Son parcours interroge : pourquoi quitter Lisbonne pour une entreprise américaine après avoir tant milité pour l’écosystème européen ? « Travailler chez Zendesk, c’est une façon de montrer que les talents portugais peuvent rayonner à l’international sans renoncer à leurs racines », a-t-elle souligné. Une position qui en dit long sur sa vision d’une tech inclusive et décentralisée.

Lisbonne, nouvelle terre promise de la tech européenne

Le cas de Fonseca s’inscrit dans un mouvement plus large. Lisbonne, avec ses loyers abordables et son écosystème en plein essor, attire de plus en plus d’entrepreneurs et de grands groupes. Des géants comme Google ou Microsoft y ont installé des centres d’innovation, tandis que des centaines de start-ups y voient un terreau fertile. Pour Fonseca, la capitale portugaise offre « un équilibre parfait entre qualité de vie et opportunités professionnelles ».

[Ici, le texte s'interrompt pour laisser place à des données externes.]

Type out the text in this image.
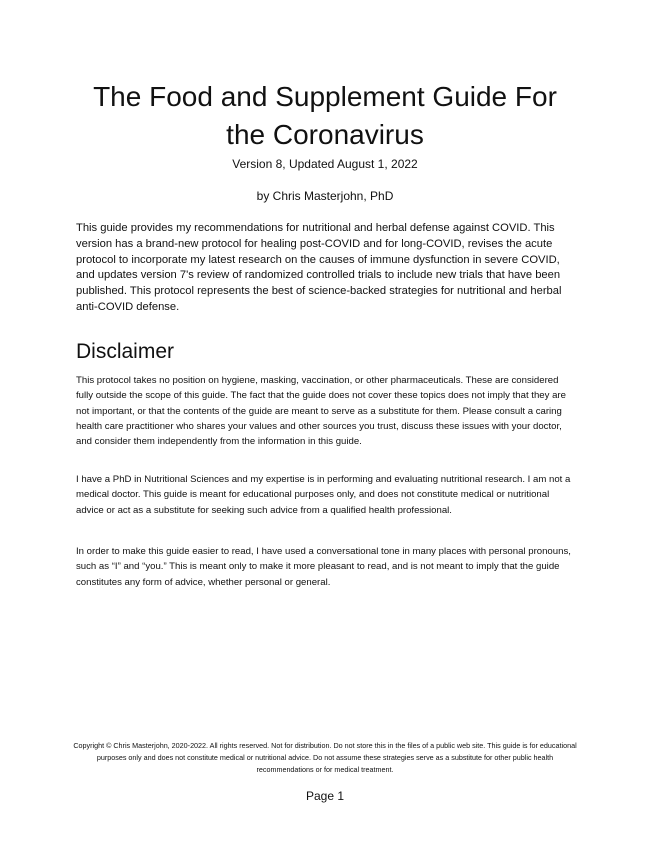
The Food and Supplement Guide For
the Coronavirus
Version 8, Updated August 1, 2022
by Chris Masterjohn, PhD

This guide provides my recommendations for nutritional and herbal defense against COVID. This version has a brand-new protocol for healing post-COVID and for long-COVID, revises the acute protocol to incorporate my latest research on the causes of immune dysfunction in severe COVID, and updates version 7's review of randomized controlled trials to include new trials that have been published. This protocol represents the best of science-backed strategies for nutritional and herbal anti-COVID defense.

Disclaimer

This protocol takes no position on hygiene, masking, vaccination, or other pharmaceuticals. These are considered fully outside the scope of this guide. The fact that the guide does not cover these topics does not imply that they are not important, or that the contents of the guide are meant to serve as a substitute for them. Please consult a caring health care practitioner who shares your values and other sources you trust, discuss these issues with your doctor, and consider them independently from the information in this guide.

I have a PhD in Nutritional Sciences and my expertise is in performing and evaluating nutritional research. I am not a medical doctor. This guide is meant for educational purposes only, and does not constitute medical or nutritional advice or act as a substitute for seeking such advice from a qualified health professional.

In order to make this guide easier to read, I have used a conversational tone in many places with personal pronouns, such as “I” and “you.” This is meant only to make it more pleasant to read, and is not meant to imply that the guide constitutes any form of advice, whether personal or general.

Copyright © Chris Masterjohn, 2020-2022. All rights reserved. Not for distribution. Do not store this in the files of a public web site. This guide is for educational purposes only and does not constitute medical or nutritional advice. Do not assume these strategies serve as a substitute for other public health recommendations or for medical treatment.

Page 1
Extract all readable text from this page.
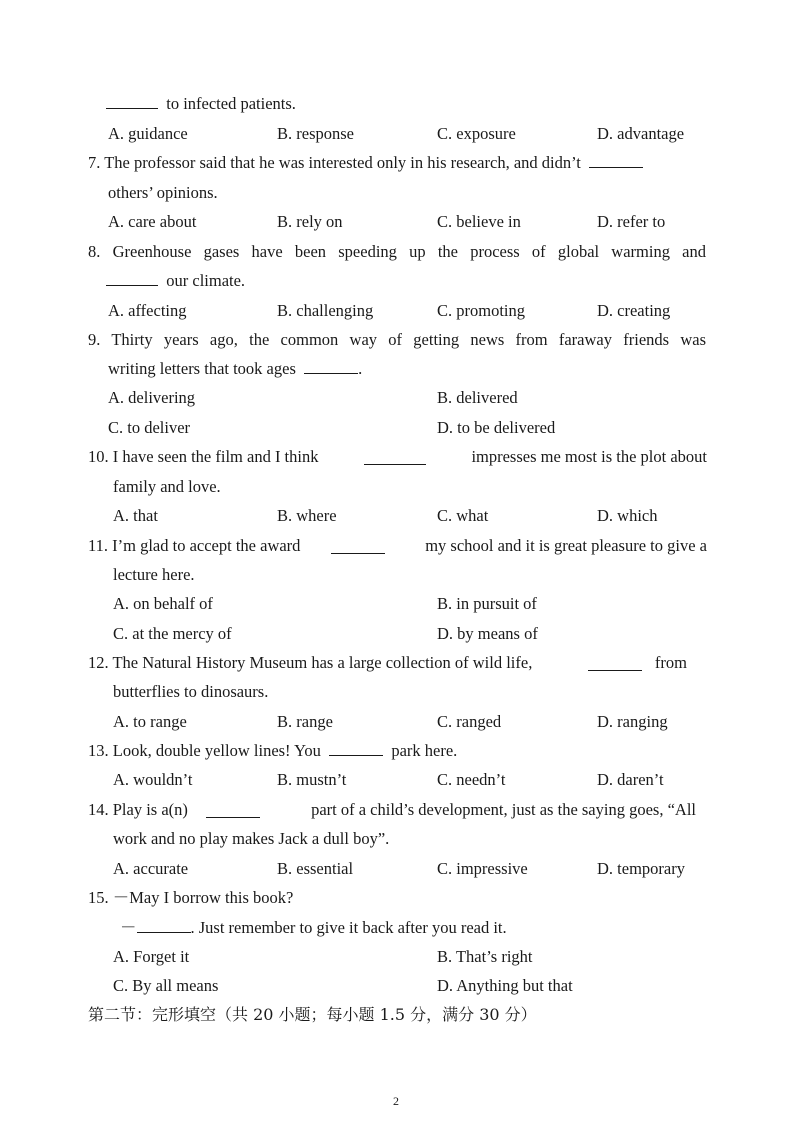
to infected patients.
A. guidance	B. response	C. exposure	D. advantage
7. The professor said that he was interested only in his research, and didn’t
others’ opinions.
A. care about	B. rely on	C. believe in	D. refer to
8. Greenhouse gases have been speeding up the process of global warming and
our climate.
A. affecting	B. challenging	C. promoting	D. creating
9. Thirty years ago, the common way of getting news from faraway friends was
writing letters that took ages	.
A. delivering	B. delivered
C. to deliver	D. to be delivered
10. I have seen the film and I think	impresses me most is the plot about
family and love.
A. that	B. where	C. what	D. which
11. I’m glad to accept the award	my school and it is great pleasure to give a
lecture here.
A. on behalf of	B. in pursuit of
C. at the mercy of	D. by means of
12. The Natural History Museum has a large collection of wild life,	from
butterflies to dinosaurs.
A. to range	B. range	C. ranged	D. ranging
13. Look, double yellow lines! You	park here.
A. wouldn’t	B. mustn’t	C. needn’t	D. daren’t
14. Play is a(n)	part of a child’s development, just as the saying goes, “All
work and no play makes Jack a dull boy”.
A. accurate	B. essential	C. impressive	D. temporary
15. －May I borrow this book?
－	. Just remember to give it back after you read it.
A. Forget it	B. That’s right
C. By all means	D. Anything but that
第二节：完形填空（共 20 小题；每小题 1.5 分，满分 30 分）
2
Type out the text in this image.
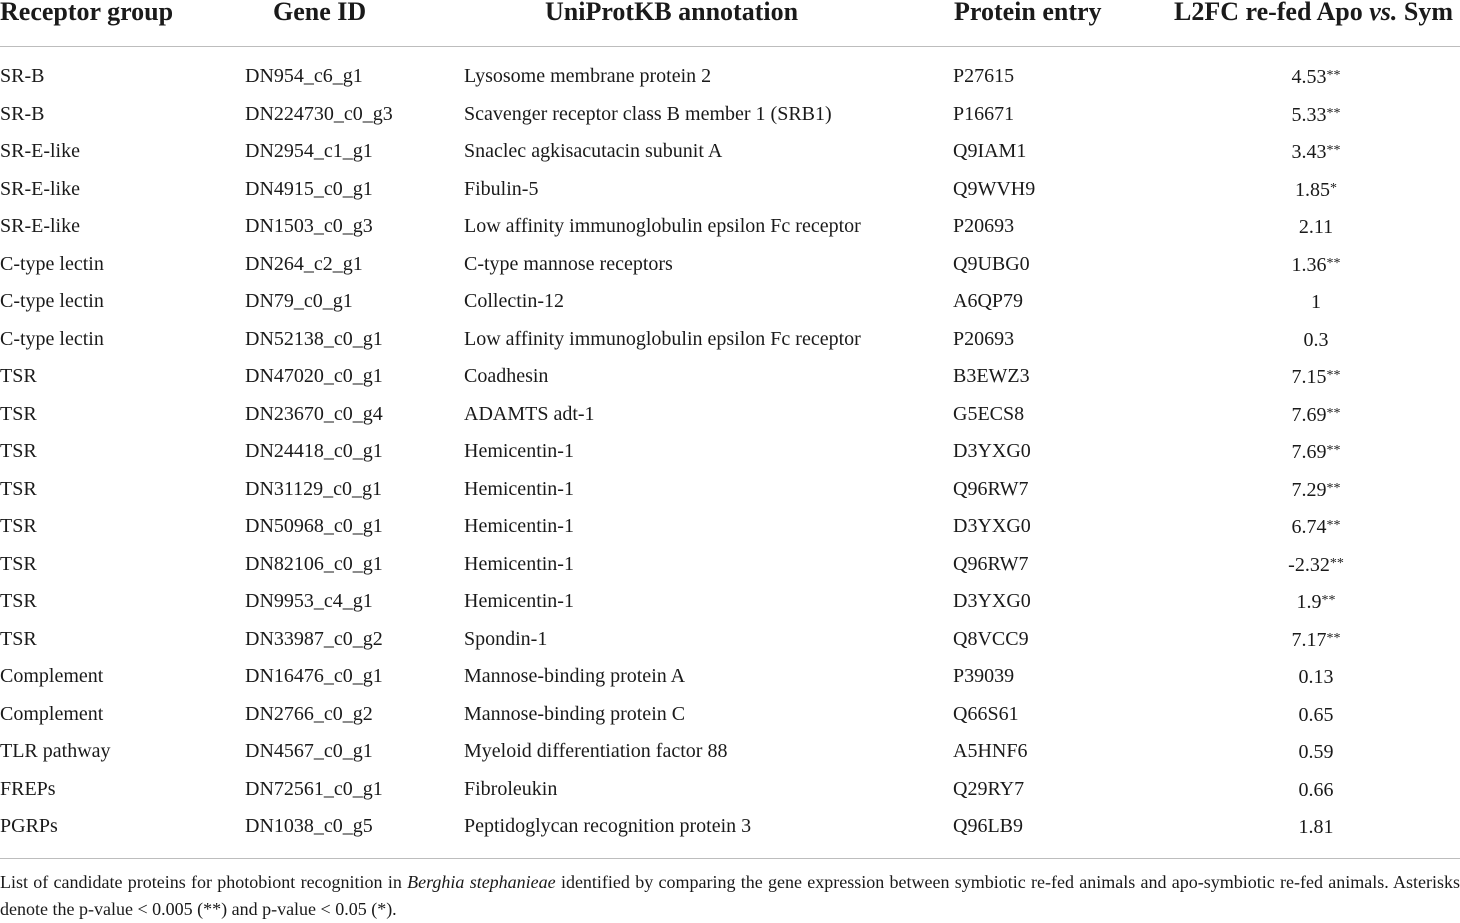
Receptor group	Gene ID	UniProtKB annotation	Protein entry	L2FC re-fed Apo vs. Sym
SR-B	DN954_c6_g1	Lysosome membrane protein 2	P27615	4.53**
SR-B	DN224730_c0_g3	Scavenger receptor class B member 1 (SRB1)	P16671	5.33**
SR-E-like	DN2954_c1_g1	Snaclec agkisacutacin subunit A	Q9IAM1	3.43**
SR-E-like	DN4915_c0_g1	Fibulin-5	Q9WVH9	1.85*
SR-E-like	DN1503_c0_g3	Low affinity immunoglobulin epsilon Fc receptor	P20693	2.11
C-type lectin	DN264_c2_g1	C-type mannose receptors	Q9UBG0	1.36**
C-type lectin	DN79_c0_g1	Collectin-12	A6QP79	1
C-type lectin	DN52138_c0_g1	Low affinity immunoglobulin epsilon Fc receptor	P20693	0.3
TSR	DN47020_c0_g1	Coadhesin	B3EWZ3	7.15**
TSR	DN23670_c0_g4	ADAMTS adt-1	G5ECS8	7.69**
TSR	DN24418_c0_g1	Hemicentin-1	D3YXG0	7.69**
TSR	DN31129_c0_g1	Hemicentin-1	Q96RW7	7.29**
TSR	DN50968_c0_g1	Hemicentin-1	D3YXG0	6.74**
TSR	DN82106_c0_g1	Hemicentin-1	Q96RW7	-2.32**
TSR	DN9953_c4_g1	Hemicentin-1	D3YXG0	1.9**
TSR	DN33987_c0_g2	Spondin-1	Q8VCC9	7.17**
Complement	DN16476_c0_g1	Mannose-binding protein A	P39039	0.13
Complement	DN2766_c0_g2	Mannose-binding protein C	Q66S61	0.65
TLR pathway	DN4567_c0_g1	Myeloid differentiation factor 88	A5HNF6	0.59
FREPs	DN72561_c0_g1	Fibroleukin	Q29RY7	0.66
PGRPs	DN1038_c0_g5	Peptidoglycan recognition protein 3	Q96LB9	1.81
List of candidate proteins for photobiont recognition in Berghia stephanieae identified by comparing the gene expression between symbiotic re-fed animals and apo-symbiotic re-fed animals. Asterisks denote the p-value < 0.005 (**) and p-value < 0.05 (*).
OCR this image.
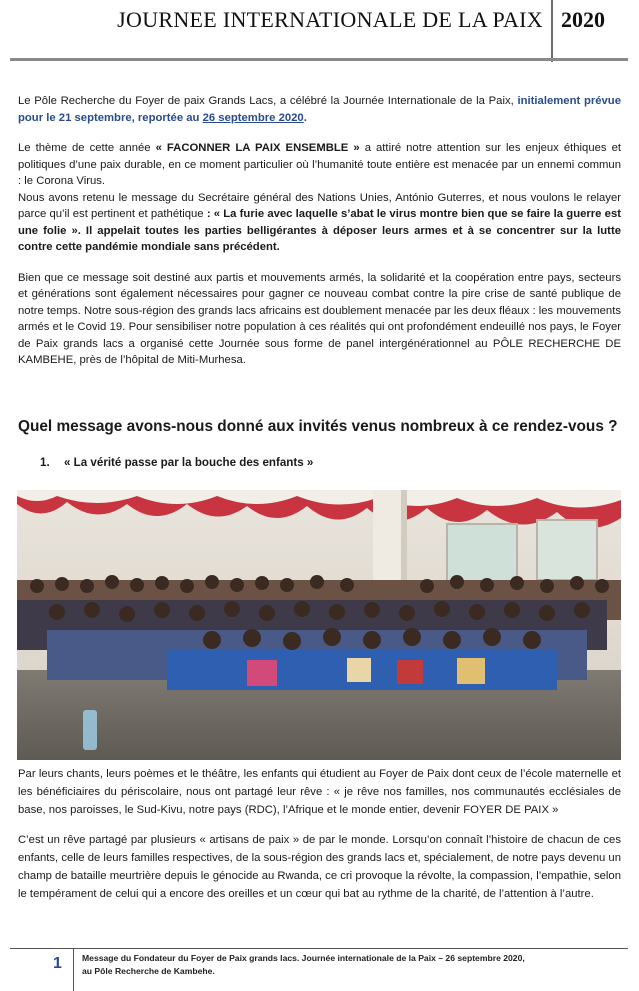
JOURNEE INTERNATIONALE DE LA PAIX 2020

Le Pôle Recherche du Foyer de paix Grands Lacs, a célébré la Journée Internationale de la Paix, initialement prévue pour le 21 septembre, reportée au 26 septembre 2020.

Le thème de cette année « FACONNER LA PAIX ENSEMBLE » a attiré notre attention sur les enjeux éthiques et politiques d’une paix durable, en ce moment particulier où l’humanité toute entière est menacée par un ennemi commun : le Corona Virus.
Nous avons retenu le message du Secrétaire général des Nations Unies, António Guterres, et nous voulons le relayer parce qu’il est pertinent et pathétique : « La furie avec laquelle s’abat le virus montre bien que se faire la guerre est une folie ». Il appelait toutes les parties belligérantes à déposer leurs armes et à se concentrer sur la lutte contre cette pandémie mondiale sans précédent.

Bien que ce message soit destiné aux partis et mouvements armés, la solidarité et la coopération entre pays, secteurs et générations sont également nécessaires pour gagner ce nouveau combat contre la pire crise de santé publique de notre temps. Notre sous-région des grands lacs africains est doublement menacée par les deux fléaux : les mouvements armés et le Covid 19. Pour sensibiliser notre population à ces réalités qui ont profondément endeuillé nos pays, le Foyer de Paix grands lacs a organisé cette Journée sous forme de panel intergénérationnel au PÔLE RECHERCHE DE KAMBEHE, près de l’hôpital de Miti-Murhesa.

Quel message avons-nous donné aux invités venus nombreux à ce rendez-vous ?
1. « La vérité passe par la bouche des enfants »

Par leurs chants, leurs poèmes et le théâtre, les enfants qui étudient au Foyer de Paix dont ceux de l’école maternelle et les bénéficiaires du périscolaire, nous ont partagé leur rêve : « je rêve nos familles, nos communautés ecclésiales de base, nos paroisses, le Sud-Kivu, notre pays (RDC), l’Afrique et le monde entier, devenir FOYER DE PAIX »

C’est un rêve partagé par plusieurs « artisans de paix » de par le monde. Lorsqu’on connaît l’histoire de chacun de ces enfants, celle de leurs familles respectives, de la sous-région des grands lacs et, spécialement, de notre pays devenu un champ de bataille meurtrière depuis le génocide au Rwanda, ce cri provoque la révolte, la compassion, l’empathie, selon le tempérament de celui qui a encore des oreilles et un cœur qui bat au rythme de la charité, de l’attention à l’autre.

1 Message du Fondateur du Foyer de Paix grands lacs. Journée internationale de la Paix – 26 septembre 2020,
au Pôle Recherche de Kambehe.
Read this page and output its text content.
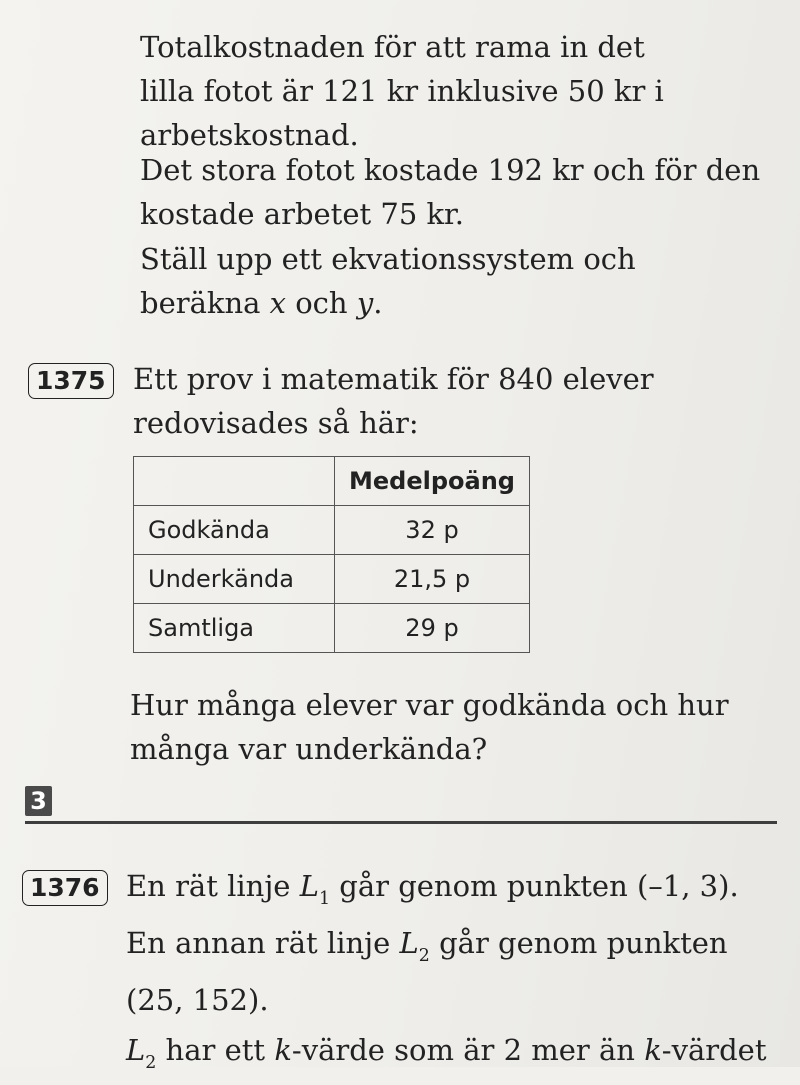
Totalkostnaden för att rama in det
lilla fotot är 121 kr inklusive 50 kr i
arbetskostnad.
Det stora fotot kostade 192 kr och för den
kostade arbetet 75 kr.
Ställ upp ett ekvationssystem och
beräkna x och y.
1375 Ett prov i matematik för 840 elever
redovisades så här:
	Medelpoäng
Godkända	32 p
Underkända	21,5 p
Samtliga	29 p
Hur många elever var godkända och hur
många var underkända?
3
1376 En rät linje $L_1$ går genom punkten (–1, 3).
En annan rät linje $L_2$ går genom punkten
(25, 152).
$L_2$ har ett k-värde som är 2 mer än k-värdet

Son choix reflète aussi une réalité économique : les coûts de la Silicon Valley, souvent prohibitifs, poussent les entrepreneurs à chercher des alternatives. « Ici, on peut recruter des talents brillants sans se ruiner, et innover sans les pressions des investisseurs américains », a-t-elle confié. Un argument qui séduit de plus en plus de jeunes pousses, notamment dans l’IA et la fintech.

Et maintenant ?

À court terme, Cristina Fonseca devrait continuer à jouer un rôle clé dans le développement des produits chez Zendesk, tout en participant à des événements visant à promouvoir l’écosystème tech portugais. Son influence pourrait inspirer d’autres entrepreneurs à suivre son exemple, renforçant ainsi l’attractivité de Lisbonne comme hub technologique. Une chose est sûre : son parcours montre que l’Europe a désormais les moyens de rivaliser avec les géants américains, à condition de miser sur ses atouts locaux.

Reste à voir si cette tendance se confirmera dans les années à venir. Les prochains mois pourraient révéler si d’autres talents suivront son modèle, ou si la Silicon Valley conservera son hégémonie sur l’innovation mondiale.